Gegen vier Uhr in der Früh hatte ein Klingeln deshalb Grohsman aus dem ...

„...Ein Notfall. Sturz vom Balkon, aus dem vierten Stock. Grund derzeit ungeklärt. Er konnte sich ausmalen, was ihn erwartete...“

Gegen vier Uhr in der Früh hatte ein Klingeln deshalb Grohsman aus dem Schlaf gerissen. Da er nicht weiß, ob es Mord ist, ruft er Joe erst einmal nicht an.
Die Autorin hat erneut einen fesselnden Krimi geschrieben. Ich mag den feinen unterschwelligen Humor der Geschichte. Der Schriftstil ist sehr fein ausgearbeitet. Es gibt Sätze, auf die muss man erst einmal kommen. Nehmen wir zum Beispiel die folgende Formulierung:

„...Joe war eine sichere Autofahrerin. Man konnte ihr nicht nachsagen, dass sie den Verkehr aufhielt. Sogar seine Hündin winselte, wenn sie Joes giftgrünen Golf sah...“

Der Wiener Dialekt sorgt für die lokale Authentizität.
In der Wohnung des Toten fand in der Nacht eine Party statt. Dementsprechend findet die Kriminaltechnik Unmassen an Fingerabdrücken und Zigarettenstummeln. Deren Kommentar klingt so:

„...Das wird ein Gaudi, die Zuordnung. Na ja, andere spielen Sudoku, wir puzzeln mit Tschicks...“

Die erste Frage ist, ob es ein Unfall, ein Suizid oder ein Mord war. Die Antwort ändert sich immer mal wieder. Es gilt, in alle Richtungen zu ermitteln. Bei der großen Anzahl der Beteiligten sind die Befragungen nicht gerade einfach. Mir gefällt der Gedanke, die Figuren wie beim Schachspiel zu gruppieren.
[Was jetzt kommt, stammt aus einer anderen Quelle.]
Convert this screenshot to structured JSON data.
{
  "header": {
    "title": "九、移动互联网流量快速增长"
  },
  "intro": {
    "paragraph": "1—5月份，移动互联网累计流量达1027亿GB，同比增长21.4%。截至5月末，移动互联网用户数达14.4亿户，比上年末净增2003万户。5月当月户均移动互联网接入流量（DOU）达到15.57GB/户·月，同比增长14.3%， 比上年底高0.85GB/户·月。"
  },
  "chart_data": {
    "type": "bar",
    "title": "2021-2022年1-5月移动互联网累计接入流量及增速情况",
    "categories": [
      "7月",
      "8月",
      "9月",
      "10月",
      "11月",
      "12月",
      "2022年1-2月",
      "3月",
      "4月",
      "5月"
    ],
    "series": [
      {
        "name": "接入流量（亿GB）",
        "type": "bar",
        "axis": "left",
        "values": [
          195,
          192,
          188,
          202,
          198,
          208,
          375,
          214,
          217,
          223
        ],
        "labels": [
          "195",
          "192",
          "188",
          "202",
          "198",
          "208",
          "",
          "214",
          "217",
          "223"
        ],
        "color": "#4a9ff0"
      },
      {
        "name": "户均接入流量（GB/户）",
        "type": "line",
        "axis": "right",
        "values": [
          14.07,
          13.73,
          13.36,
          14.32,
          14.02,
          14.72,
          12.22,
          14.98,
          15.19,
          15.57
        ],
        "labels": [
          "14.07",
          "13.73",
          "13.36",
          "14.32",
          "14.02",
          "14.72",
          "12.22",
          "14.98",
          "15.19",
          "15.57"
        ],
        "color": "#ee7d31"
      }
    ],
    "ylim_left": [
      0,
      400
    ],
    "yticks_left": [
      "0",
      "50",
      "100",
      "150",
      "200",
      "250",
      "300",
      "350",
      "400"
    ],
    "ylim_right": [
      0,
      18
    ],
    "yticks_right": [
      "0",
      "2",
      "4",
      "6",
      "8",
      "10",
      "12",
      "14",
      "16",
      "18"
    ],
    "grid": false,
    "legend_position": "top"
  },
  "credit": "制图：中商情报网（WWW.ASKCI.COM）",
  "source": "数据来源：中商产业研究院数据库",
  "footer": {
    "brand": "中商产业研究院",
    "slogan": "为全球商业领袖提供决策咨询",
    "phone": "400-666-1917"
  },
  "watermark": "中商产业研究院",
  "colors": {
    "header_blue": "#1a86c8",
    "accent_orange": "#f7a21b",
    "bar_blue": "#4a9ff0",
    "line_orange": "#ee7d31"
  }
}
„...Schach ist wie das Leben. Das Spiel entscheiden nicht immer die stärksten Figuren. Und manchmal muss man eine Figur opfern, um zu gewinnen...“

Ab und an lässt mich die Autorin an den Gedanken des Täters teilnehmen. Sie sind in kursiv gesetzt. Sie lassen allerdings mehr Fragen offen, als sie beantworten. Das sieht auch die Kriminalpsychologin Nicky so, bei der er schon länger wegen Depression in Behandlung ist.
Der Tote gehörte nicht gerade zu den sympathischen Zeitgenossen. Er hat sich mehr Feinde gemacht, als es für ein Leben gut ist. Er hat aber ebenso die Tiefen des Lebens kennengelernt.
Mir gefällt der Ermittlungsansatz, auf den Grohsman sein Neffe Lukas gebracht hat. Es geht darum, Muster zu erkennen. Das brauchen sie schon, um den Gesichtern der Partyfotos einen Namen zuordnen zu können.
Das Buch lebt von seiner ausgefeilten Sprache, den überraschenden Wendungen, die genauso unerwartet auftauchen wie neue Namen, und den Spiel mit Möglichkeiten.
Der Krimi hat mich ausgezeichnet unterhalten. Mehr davon!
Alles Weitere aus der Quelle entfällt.